QUANTUM-OPTICAL PROPERTIES OF POLARITON WAVES

We develop a quantum-mechanical Hamiltonian formulation to treat the polariton in the framework of quantum optics. We exploit two specific Hamiltonians: the conventional Hopfield model, and a more general Hamiltonian. For both of these, exciton-polariton quantum states are found to be squeezed (intrinsic polariton squeezing) with respect to states of an intrinsic, nonpolaritonic, mixed photon-exciton boson. The amount and duration of intrinsic squeezing during the polariton period are calculated for exciton polaritons in typical I-VII and III-V semiconductors.

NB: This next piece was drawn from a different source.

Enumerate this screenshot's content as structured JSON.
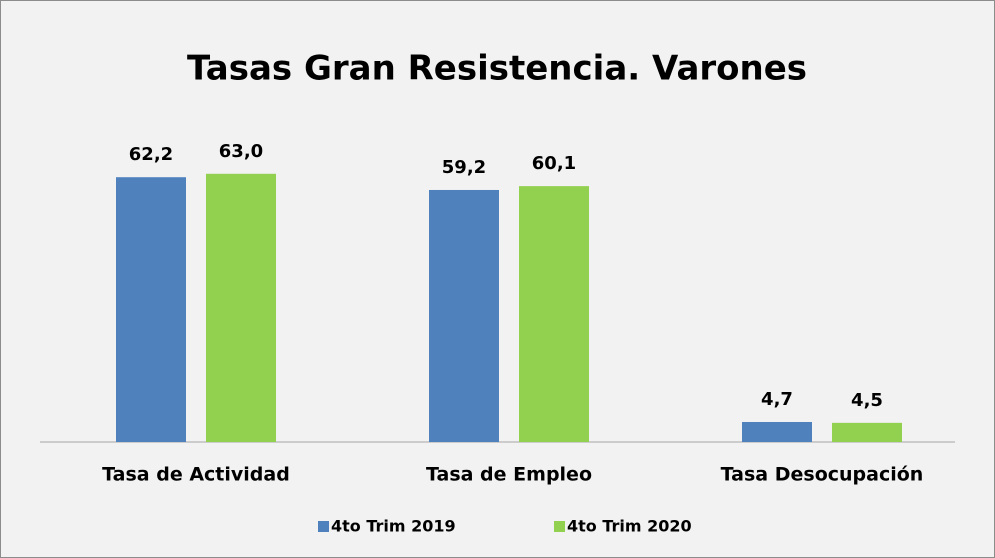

Among the noteworthy features is the possibility of tuning the amount of intrinsic squeezing by varying the frequency-wave-vector dispersion of the polariton mode. We further analyze the photon statistics of the electromagnetic component of the polariton. Tunable non-Poissonian photon statistics and squeezing (optical polariton squeezing) are found in the radiative component of the exciton polariton. This entails the reduction of the fluctuations of the polariton electromagnetic field component below the limit set by the vacuum fluctuations. The Mandel Q factor for the number distribution of photons in a polariton coherent state has been evaluated. Although small, for I-VII and III-V materials in the range of modes analyzed, the Q factor could be enhanced for phonon polaritons as well as for other materials. Interpretations of the origin of squeezing in polariton states are presented.